Jesús estaba precisamente por iniciar una nueva época de su vida, más aun, su verdadera vida. Sumergirse en el agua era afirmar la voluntad de morir, mas al mismo tiempo la certeza de resucitar. No bajaba al río para lavarse sino para significar que empieza su segunda vida y que su muerte será sólo aparente, como sólo aparente es su purificación en el agua del Jordán.
- PREPARACIÓN REMOTA:
- ORATIO
La oratio es el tercer momento de la Lectio Divina, consiste en la oración que viene de la meditatio. “Es la plegaria que brota del corazón al toque de la divina Palabra”. Los modos en que nuestra oración puede subir hacia Dios son: petición, intercesión, agradecimiento y alabanza.
Antífona de entrada
“Apenas se bautizó el Señor, se abrió el cielo, y el Espíritu se posó sobre él como una paloma. Y se oyó la voz del Padre que decía: Este es mi Hijo, el amado, mi predilecto”.
Oración colecta
“Señor, Dios nuestro, cuyo Hijo se manifestó en la realidad de nuestra carne, concédenos poder transformarnos interiormente a imagen de aquel que hemos conocido semejante a nosotros en su humanidad. Por nuestro Señor Jesucristo”.

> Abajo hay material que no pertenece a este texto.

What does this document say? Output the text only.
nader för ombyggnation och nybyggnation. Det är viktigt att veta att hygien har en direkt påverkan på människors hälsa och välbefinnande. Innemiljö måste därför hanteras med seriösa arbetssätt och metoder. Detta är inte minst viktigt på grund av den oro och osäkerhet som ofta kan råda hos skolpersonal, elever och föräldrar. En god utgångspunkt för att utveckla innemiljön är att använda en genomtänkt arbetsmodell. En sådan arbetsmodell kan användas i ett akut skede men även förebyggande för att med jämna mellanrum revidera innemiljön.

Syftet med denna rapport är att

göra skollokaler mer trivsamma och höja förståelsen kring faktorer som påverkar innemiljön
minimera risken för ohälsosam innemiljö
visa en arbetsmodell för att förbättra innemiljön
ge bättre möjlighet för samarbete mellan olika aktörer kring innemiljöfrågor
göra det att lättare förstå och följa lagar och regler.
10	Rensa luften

Oración sobre las ofrendas
“Recibe, Señor, los dones que te presentamos en este día en que manifestaste
a tu Hijo predilecto, y haz que estas ofrendas de tu pueblo se conviertan en aquel sacrificio
con el que Cristo purificó el pecado del mundo. Por Jesucristo nuestro Señor”.
Antífona de comunión
“Este es quien decía Juan: Yo lo he visto y he dado testimonio de que éste es el Hijo de Dios”.
Oración después de la comunión
“Alimentados con estos dones santos
te pedimos, Señor, humildemente
que escuchemos con fe la palabra de tu Hijo
para que podamos llamarnos
y ser de verdad hijos tuyos.
Por Jesucristo, nuestro Señor”.
Amén.
- CONTEMPLATIO
El último momento de la Lectio Divina: la contemplatio, consiste en la contemplación o admiración que surge de entrar en contacto con la Palabra de Dios. Esta consiste en la adoración, en la alabanza y en el silencia delante de Dios que se está comunicando conmigo.
«Y mientras estaba orando, se abrió el cielo y el Espíritu Santo descendió sobre él en forma corporal, como una paloma. Se oyó entonces una voz del cielo: “Tú eres mi Hijo muy querido, en quien tengo puesta toda mi predilección”».